In her Summer 2011 article in History News Rainey Tisdale asks, “Do History Museums Still Need Objects?“. David Crosson offers the following reply. We encourage you to share your thoughts, questions and feedback as well.
The question, “Do history museums still need artifacts?” is the wrong one. The issue is not one of resources or means, but one of fundamental values. Are we here to serve the stuff or the people? I vote for people. Before we are curators or conservators or librarians or even directors, we are public servants. So, let’s start the inquiry at a different point. How does society benefit from understanding our collective experience over time? (And please don’t offer the hokum about avoiding the mistakes of the past.) How can museums contribute to that exploration? Don’t just defend our role, define it. Then, and only then, what is the role of artifacts in accomplishing museums’ defined role? That sequence of questioning suggests that artifacts are tools, means to ends, not ends in themselves.

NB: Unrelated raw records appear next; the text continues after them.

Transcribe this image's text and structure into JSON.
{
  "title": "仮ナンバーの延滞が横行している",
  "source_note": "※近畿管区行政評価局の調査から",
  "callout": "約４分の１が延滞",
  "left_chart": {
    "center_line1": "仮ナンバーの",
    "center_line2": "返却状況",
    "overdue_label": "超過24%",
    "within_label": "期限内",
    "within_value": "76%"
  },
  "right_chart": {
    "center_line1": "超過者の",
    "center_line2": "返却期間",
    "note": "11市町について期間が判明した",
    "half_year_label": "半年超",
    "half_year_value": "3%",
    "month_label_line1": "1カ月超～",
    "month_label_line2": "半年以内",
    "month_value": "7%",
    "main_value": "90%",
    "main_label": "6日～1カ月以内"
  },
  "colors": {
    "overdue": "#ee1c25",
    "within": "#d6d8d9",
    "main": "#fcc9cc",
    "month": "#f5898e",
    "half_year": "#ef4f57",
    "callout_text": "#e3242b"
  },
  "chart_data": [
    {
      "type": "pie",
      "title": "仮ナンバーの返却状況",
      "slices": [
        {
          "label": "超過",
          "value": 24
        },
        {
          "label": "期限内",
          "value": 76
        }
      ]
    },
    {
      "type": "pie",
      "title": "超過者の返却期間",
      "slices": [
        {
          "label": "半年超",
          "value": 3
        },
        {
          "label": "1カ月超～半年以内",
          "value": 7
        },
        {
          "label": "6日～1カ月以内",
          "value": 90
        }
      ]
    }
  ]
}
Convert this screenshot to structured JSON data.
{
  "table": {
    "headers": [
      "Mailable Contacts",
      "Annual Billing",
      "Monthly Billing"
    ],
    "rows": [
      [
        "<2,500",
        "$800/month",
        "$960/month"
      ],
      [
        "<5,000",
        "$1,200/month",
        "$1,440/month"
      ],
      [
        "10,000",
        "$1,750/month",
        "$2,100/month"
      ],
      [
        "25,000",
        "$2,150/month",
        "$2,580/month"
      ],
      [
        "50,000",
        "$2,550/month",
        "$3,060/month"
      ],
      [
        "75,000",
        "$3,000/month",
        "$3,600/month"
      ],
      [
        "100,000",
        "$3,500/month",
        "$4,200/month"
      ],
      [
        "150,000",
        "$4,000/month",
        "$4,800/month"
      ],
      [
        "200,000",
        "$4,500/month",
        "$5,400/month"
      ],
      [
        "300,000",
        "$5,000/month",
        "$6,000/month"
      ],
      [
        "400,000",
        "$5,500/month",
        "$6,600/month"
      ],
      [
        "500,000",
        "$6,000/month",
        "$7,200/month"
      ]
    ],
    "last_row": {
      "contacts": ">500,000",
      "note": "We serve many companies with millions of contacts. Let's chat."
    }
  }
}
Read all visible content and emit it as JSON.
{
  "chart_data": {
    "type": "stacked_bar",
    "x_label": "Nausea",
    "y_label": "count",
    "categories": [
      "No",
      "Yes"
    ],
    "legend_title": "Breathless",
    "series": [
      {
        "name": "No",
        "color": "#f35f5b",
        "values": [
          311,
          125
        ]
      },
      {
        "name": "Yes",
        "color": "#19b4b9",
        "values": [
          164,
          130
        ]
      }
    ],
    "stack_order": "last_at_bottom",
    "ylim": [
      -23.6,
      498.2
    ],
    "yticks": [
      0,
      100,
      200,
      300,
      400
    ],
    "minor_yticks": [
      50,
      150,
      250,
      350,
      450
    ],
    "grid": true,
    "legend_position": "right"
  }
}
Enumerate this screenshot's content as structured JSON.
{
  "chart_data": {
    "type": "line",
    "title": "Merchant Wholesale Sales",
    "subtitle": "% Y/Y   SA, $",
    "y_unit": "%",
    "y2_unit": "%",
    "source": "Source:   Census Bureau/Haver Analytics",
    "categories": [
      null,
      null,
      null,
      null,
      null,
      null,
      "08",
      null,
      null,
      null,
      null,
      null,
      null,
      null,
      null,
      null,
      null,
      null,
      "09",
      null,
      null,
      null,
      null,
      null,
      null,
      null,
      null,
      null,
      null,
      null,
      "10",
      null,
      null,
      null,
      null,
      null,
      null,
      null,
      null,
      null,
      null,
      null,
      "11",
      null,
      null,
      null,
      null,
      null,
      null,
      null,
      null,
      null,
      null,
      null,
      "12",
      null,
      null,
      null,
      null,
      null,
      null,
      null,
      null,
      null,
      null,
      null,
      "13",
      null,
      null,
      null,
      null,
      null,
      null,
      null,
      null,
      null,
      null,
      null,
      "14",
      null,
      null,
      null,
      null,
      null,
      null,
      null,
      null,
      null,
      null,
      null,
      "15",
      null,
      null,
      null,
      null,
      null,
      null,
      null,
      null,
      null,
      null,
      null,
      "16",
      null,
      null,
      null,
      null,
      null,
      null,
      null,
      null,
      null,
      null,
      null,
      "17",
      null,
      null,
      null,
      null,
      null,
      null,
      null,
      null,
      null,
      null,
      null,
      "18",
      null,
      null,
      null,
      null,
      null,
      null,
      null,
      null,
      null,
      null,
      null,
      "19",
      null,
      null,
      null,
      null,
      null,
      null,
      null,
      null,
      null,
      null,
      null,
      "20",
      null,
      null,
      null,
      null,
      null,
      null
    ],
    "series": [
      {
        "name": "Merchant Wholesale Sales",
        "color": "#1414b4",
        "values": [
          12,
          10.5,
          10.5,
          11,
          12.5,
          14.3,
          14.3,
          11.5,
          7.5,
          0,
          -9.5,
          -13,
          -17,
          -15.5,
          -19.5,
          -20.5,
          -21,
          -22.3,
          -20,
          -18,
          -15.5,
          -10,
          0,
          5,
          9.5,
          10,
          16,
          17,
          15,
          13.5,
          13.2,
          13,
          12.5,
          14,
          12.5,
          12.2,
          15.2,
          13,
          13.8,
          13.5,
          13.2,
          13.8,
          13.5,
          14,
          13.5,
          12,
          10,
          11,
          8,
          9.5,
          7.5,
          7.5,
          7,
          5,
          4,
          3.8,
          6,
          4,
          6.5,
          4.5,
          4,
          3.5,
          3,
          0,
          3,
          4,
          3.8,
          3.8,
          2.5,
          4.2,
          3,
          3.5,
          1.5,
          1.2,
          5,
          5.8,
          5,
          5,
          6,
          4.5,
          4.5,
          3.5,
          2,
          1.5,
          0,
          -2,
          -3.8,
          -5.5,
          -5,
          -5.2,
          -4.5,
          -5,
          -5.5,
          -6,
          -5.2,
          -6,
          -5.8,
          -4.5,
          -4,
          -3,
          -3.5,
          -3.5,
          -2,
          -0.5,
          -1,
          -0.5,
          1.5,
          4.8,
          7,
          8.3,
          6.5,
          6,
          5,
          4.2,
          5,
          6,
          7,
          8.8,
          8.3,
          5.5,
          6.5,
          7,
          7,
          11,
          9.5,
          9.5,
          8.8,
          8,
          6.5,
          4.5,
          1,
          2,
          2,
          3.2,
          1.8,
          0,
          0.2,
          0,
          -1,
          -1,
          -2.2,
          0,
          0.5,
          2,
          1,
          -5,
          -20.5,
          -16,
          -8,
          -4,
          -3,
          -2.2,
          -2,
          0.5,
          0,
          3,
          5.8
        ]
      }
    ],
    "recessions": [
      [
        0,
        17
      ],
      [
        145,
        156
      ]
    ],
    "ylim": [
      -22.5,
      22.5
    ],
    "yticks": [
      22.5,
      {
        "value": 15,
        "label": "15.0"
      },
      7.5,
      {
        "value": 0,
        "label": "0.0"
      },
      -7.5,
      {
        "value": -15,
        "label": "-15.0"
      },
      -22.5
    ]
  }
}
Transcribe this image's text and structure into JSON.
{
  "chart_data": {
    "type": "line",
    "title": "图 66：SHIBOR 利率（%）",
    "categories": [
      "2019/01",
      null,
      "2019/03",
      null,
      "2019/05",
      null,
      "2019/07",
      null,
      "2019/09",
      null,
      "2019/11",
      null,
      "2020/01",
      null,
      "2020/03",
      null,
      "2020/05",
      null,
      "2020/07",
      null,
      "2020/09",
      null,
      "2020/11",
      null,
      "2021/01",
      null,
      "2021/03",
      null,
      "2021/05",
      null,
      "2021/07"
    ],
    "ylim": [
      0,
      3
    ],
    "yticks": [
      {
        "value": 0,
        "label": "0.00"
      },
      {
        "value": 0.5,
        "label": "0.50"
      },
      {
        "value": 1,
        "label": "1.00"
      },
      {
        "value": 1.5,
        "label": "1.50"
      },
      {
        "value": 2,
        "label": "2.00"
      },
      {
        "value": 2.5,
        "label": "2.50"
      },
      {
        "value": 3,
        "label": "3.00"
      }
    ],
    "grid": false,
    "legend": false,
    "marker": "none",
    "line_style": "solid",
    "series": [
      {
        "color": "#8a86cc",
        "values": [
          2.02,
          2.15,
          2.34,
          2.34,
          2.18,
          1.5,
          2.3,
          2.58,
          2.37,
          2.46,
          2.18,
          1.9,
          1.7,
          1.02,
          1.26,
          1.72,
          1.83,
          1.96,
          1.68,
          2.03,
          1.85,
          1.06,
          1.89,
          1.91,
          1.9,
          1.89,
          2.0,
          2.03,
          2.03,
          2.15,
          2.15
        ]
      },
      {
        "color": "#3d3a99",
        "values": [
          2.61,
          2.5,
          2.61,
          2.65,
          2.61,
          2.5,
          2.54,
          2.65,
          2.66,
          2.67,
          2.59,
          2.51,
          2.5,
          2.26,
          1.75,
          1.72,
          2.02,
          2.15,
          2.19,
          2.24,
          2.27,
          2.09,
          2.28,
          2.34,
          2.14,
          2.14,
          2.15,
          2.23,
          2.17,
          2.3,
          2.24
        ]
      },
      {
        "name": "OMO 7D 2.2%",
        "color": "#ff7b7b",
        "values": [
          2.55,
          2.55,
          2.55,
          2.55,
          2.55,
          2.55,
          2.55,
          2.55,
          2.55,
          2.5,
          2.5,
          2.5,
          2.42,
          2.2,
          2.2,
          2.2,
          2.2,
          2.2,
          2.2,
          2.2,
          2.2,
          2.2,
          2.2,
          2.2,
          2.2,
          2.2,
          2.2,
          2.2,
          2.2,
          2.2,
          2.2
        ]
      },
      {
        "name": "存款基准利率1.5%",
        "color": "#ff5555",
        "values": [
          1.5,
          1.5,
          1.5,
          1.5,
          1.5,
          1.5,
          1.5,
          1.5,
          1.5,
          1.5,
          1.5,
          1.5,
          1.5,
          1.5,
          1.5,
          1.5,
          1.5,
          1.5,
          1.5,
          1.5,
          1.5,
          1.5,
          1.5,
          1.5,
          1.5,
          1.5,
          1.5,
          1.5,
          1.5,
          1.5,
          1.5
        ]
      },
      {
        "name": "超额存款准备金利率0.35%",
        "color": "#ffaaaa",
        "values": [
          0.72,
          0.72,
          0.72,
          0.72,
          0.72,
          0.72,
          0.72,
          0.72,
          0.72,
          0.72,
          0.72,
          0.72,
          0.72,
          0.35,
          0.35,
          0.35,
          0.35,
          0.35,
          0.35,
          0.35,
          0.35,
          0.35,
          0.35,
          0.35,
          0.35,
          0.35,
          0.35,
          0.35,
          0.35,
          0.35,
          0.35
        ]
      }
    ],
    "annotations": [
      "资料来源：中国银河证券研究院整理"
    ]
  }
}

Unfortunately, those questions seldom are raised in our professional training programs, not shared among our peers, and not supported by our various statements of professional ethics. Professional training must re-prioritize loyalty to the end—public service, if you will—over the means (the artifact). After thirty years of emersion in discussions around professional ethics, I find it appalling that no statement of which I am aware even hints that it might be unethical to horde collections that the public may never have the opportunity to see. Finally, we desperately need to accept access, utility, and public accountability as professional obligations equal to, and inseparable from, care, conservation, and scholarship.